Even as the ink is perhaps drying on the Executive Order (EO) signed by President Donald Trump, immigrants’-rights advocates have sued the Trump administration.
Trump’s executive order points out that the 14th Amendment has never been interpreted to extend citizenship universally to everyone born within the US. It has always excluded from birthright citizenship persons who were born in the US but not ‘subject to the jurisdiction thereof.’
In other words, it requires one of the parents to be a US green card holder or US citizen for the child to get birthright citizenship.
“If you’re born here, you are a citizen — period.

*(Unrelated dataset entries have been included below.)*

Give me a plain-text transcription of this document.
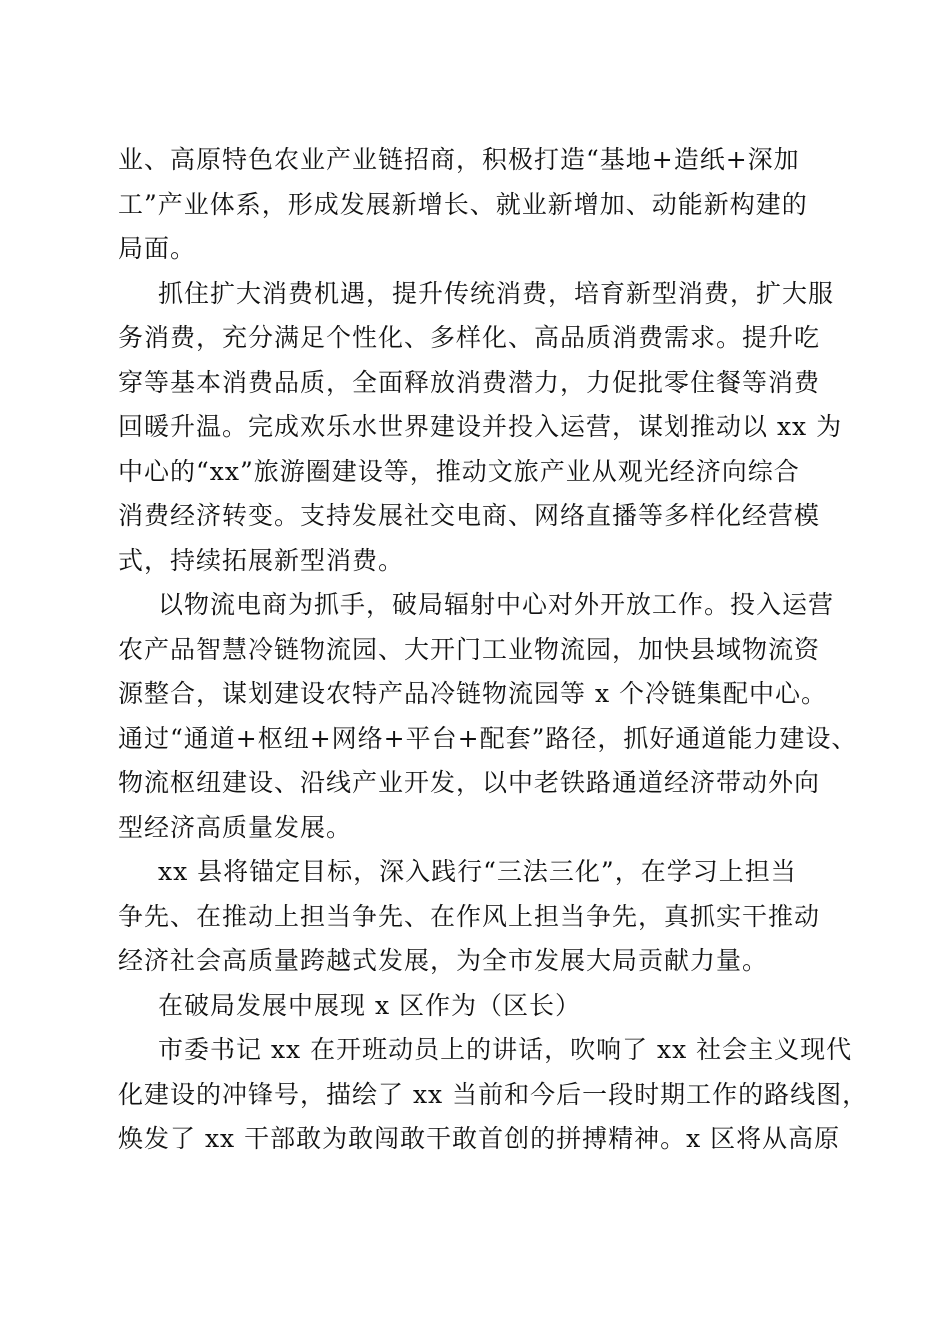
业、高原特色农业产业链招商，积极打造“基地+造纸+深加
工”产业体系，形成发展新增长、就业新增加、动能新构建的
局面。
抓住扩大消费机遇，提升传统消费，培育新型消费，扩大服
务消费，充分满足个性化、多样化、高品质消费需求。提升吃
穿等基本消费品质，全面释放消费潜力，力促批零住餐等消费
回暖升温。完成欢乐水世界建设并投入运营，谋划推动以 xx 为
中心的“xx”旅游圈建设等，推动文旅产业从观光经济向综合
消费经济转变。支持发展社交电商、网络直播等多样化经营模
式，持续拓展新型消费。
以物流电商为抓手，破局辐射中心对外开放工作。投入运营
农产品智慧冷链物流园、大开门工业物流园，加快县域物流资
源整合，谋划建设农特产品冷链物流园等 x 个冷链集配中心。
通过“通道+枢纽+网络+平台+配套”路径，抓好通道能力建设、
物流枢纽建设、沿线产业开发，以中老铁路通道经济带动外向
型经济高质量发展。
xx 县将锚定目标，深入践行“三法三化”，在学习上担当
争先、在推动上担当争先、在作风上担当争先，真抓实干推动
经济社会高质量跨越式发展，为全市发展大局贡献力量。
在破局发展中展现 x 区作为（区长）
市委书记 xx 在开班动员上的讲话，吹响了 xx 社会主义现代
化建设的冲锋号，描绘了 xx 当前和今后一段时期工作的路线图，
焕发了 xx 干部敢为敢闯敢干敢首创的拼搏精神。x 区将从高原
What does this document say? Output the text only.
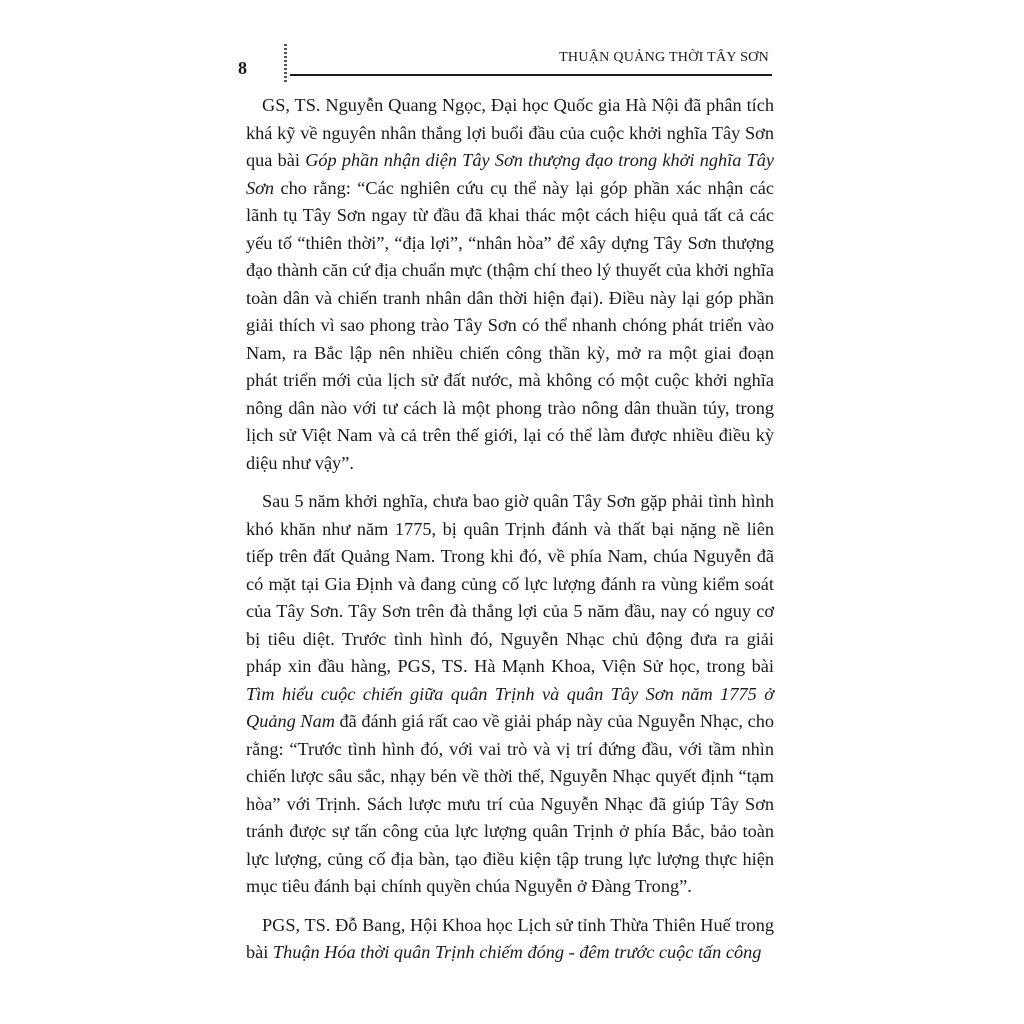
8
THUẬN QUẢNG THỜI TÂY SƠN

GS, TS. Nguyễn Quang Ngọc, Đại học Quốc gia Hà Nội đã phân tích khá kỹ về nguyên nhân thắng lợi buổi đầu của cuộc khởi nghĩa Tây Sơn qua bài Góp phần nhận diện Tây Sơn thượng đạo trong khởi nghĩa Tây Sơn cho rằng: “Các nghiên cứu cụ thể này lại góp phần xác nhận các lãnh tụ Tây Sơn ngay từ đầu đã khai thác một cách hiệu quả tất cả các yếu tố “thiên thời”, “địa lợi”, “nhân hòa” để xây dựng Tây Sơn thượng đạo thành căn cứ địa chuẩn mực (thậm chí theo lý thuyết của khởi nghĩa toàn dân và chiến tranh nhân dân thời hiện đại). Điều này lại góp phần giải thích vì sao phong trào Tây Sơn có thể nhanh chóng phát triển vào Nam, ra Bắc lập nên nhiều chiến công thần kỳ, mở ra một giai đoạn phát triển mới của lịch sử đất nước, mà không có một cuộc khởi nghĩa nông dân nào với tư cách là một phong trào nông dân thuần túy, trong lịch sử Việt Nam và cả trên thế giới, lại có thể làm được nhiều điều kỳ diệu như vậy”.

Sau 5 năm khởi nghĩa, chưa bao giờ quân Tây Sơn gặp phải tình hình khó khăn như năm 1775, bị quân Trịnh đánh và thất bại nặng nề liên tiếp trên đất Quảng Nam. Trong khi đó, về phía Nam, chúa Nguyễn đã có mặt tại Gia Định và đang củng cố lực lượng đánh ra vùng kiểm soát của Tây Sơn. Tây Sơn trên đà thắng lợi của 5 năm đầu, nay có nguy cơ bị tiêu diệt. Trước tình hình đó, Nguyễn Nhạc chủ động đưa ra giải pháp xin đầu hàng, PGS, TS. Hà Mạnh Khoa, Viện Sử học, trong bài Tìm hiểu cuộc chiến giữa quân Trịnh và quân Tây Sơn năm 1775 ở Quảng Nam đã đánh giá rất cao về giải pháp này của Nguyễn Nhạc, cho rằng: “Trước tình hình đó, với vai trò và vị trí đứng đầu, với tầm nhìn chiến lược sâu sắc, nhạy bén về thời thế, Nguyễn Nhạc quyết định “tạm hòa” với Trịnh. Sách lược mưu trí của Nguyễn Nhạc đã giúp Tây Sơn tránh được sự tấn công của lực lượng quân Trịnh ở phía Bắc, bảo toàn lực lượng, củng cố địa bàn, tạo điều kiện tập trung lực lượng thực hiện mục tiêu đánh bại chính quyền chúa Nguyễn ở Đàng Trong”.

PGS, TS. Đỗ Bang, Hội Khoa học Lịch sử tỉnh Thừa Thiên Huế trong bài Thuận Hóa thời quân Trịnh chiếm đóng - đêm trước cuộc tấn công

No politician, including President Trump, can decide who is American and who is not,” said Aarti Kohli, executive director of the Asian Law Caucus.“For over a century, since a young Chinese American cook from San Francisco named Wong Kim Ark won his case at the Supreme Court in 1898, birthright citizenship for all — including babies born to immigrants — has been a cornerstone of US democracy.
This constitutional protection has been especially vital to Asian American communities, who have faced decades of exclusionary laws. Most Americans’ whose ancestors came after 1898 built their families’ futures on this very right. Wong Kim Ark’s legacy lives on in every child born to immigrant parents today, and we stand ready to mount a formidable response to any attempt to strip away this essential freedom.”

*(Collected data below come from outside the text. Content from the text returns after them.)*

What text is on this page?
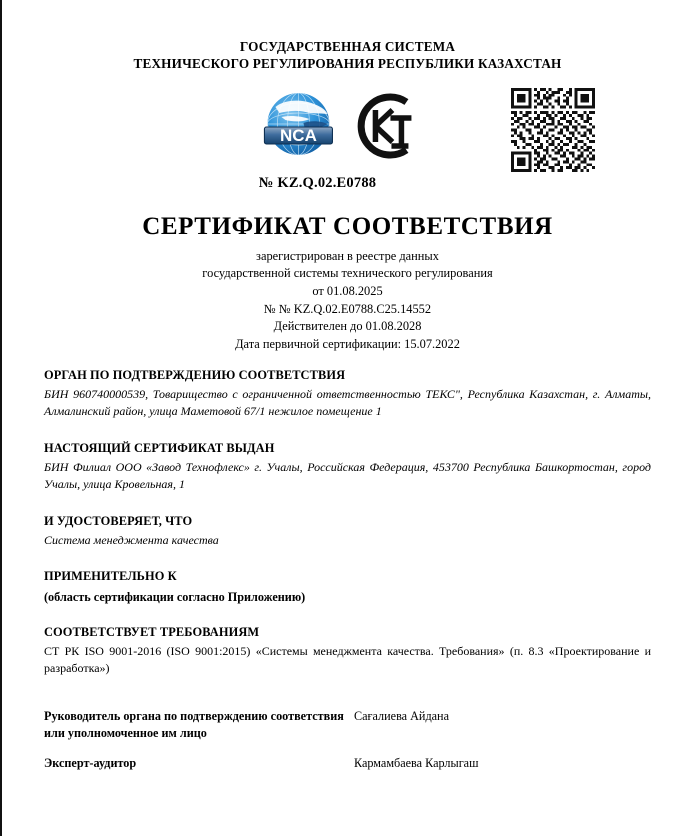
ГОСУДАРСТВЕННАЯ СИСТЕМА
ТЕХНИЧЕСКОГО РЕГУЛИРОВАНИЯ РЕСПУБЛИКИ КАЗАХСТАН
NCA
№ KZ.Q.02.E0788
СЕРТИФИКАТ СООТВЕТСТВИЯ
зарегистрирован в реестре данных
государственной системы технического регулирования
от 01.08.2025
№ № KZ.Q.02.E0788.C25.14552
Действителен до 01.08.2028
Дата первичной сертификации: 15.07.2022
ОРГАН ПО ПОДТВЕРЖДЕНИЮ СООТВЕТСТВИЯ
БИН 960740000539, Товарищество с ограниченной ответственностью ТЕКС", Республика Казахстан, г. Алматы, Алмалинский район, улица Маметовой 67/1 нежилое помещение 1
НАСТОЯЩИЙ СЕРТИФИКАТ ВЫДАН
БИН Филиал ООО «Завод Технофлекс» г. Учалы, Российская Федерация, 453700 Республика Башкортостан, город Учалы, улица Кровельная, 1
И УДОСТОВЕРЯЕТ, ЧТО
Система менеджмента качества
ПРИМЕНИТЕЛЬНО К
(область сертификации согласно Приложению)
СООТВЕТСТВУЕТ ТРЕБОВАНИЯМ
СТ РК ISO 9001-2016 (ISO 9001:2015) «Системы менеджмента качества. Требования» (п. 8.3 «Проектирование и разработка»)
Руководитель органа по подтверждению соответствия или уполномоченное им лицо
Сағалиева Айдана
Эксперт-аудитор	Кармамбаева Карлыгаш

Jacksonville based, Ashwin Sharma, an immigration attorney, told TOI, “The phrase ‘subject to the jurisdiction thereof’ has been consistently interpreted to include nearly all individuals born on US soil, irrespective of their parents’ immigration status, other than children of enemy occupiers or diplomats.
“Trump’s EO relies on a selective and self-serving reinterpretation of ‘subject to the jurisdiction thereof.’ The sweeping language of the executive order excludes from eligibility the children of undocumented immigrants as well as children of legal non-immigrants, such as H-1B visa holders, F-1 students, and other temporary residents. By placing the citizenship of these US-born children in jeopardy, the EO creates great uncertainty for immigrant families who have long contributed to the US economy and society.
And for a President who claims to champion merit and hard work, this order is a harsh blow to those who exemplify those very ideals.”
“Birthright citizenship is guaranteed in our Constitution and is absolutely central to what America stands for,” said Cody Wofsy, deputy director of the ACLU’s Immigrants’ Rights Project and lead attorney in this case. “Denying citizenship to babies born on US soil is illegal, profoundly cruel, and contrary to our values as a country.”
Rajiv S Khanna, managing attorney at Immigration.com summed up, “The EO is most certainly going to be challenged on constitutional grounds. It is at its weakest when it announces that even children born in the US to parents who are in the United States legally, albeit temporarily, will not be considered US citizens. At issue is the constitutional language ‘under the jurisdiction of’. It is both legally impossible and commonsensically ludicrous to claim that a person in the US, who is accountable for disobeying the laws of the US is not under the jurisdiction of the United States.
Such children would also be unable to obtain required identification and, as they grow up, be denied the right to vote, serve on juries, hold certain jobs, and otherwise be a full member of American society, even though they were born in the US and have never lived anywhere else.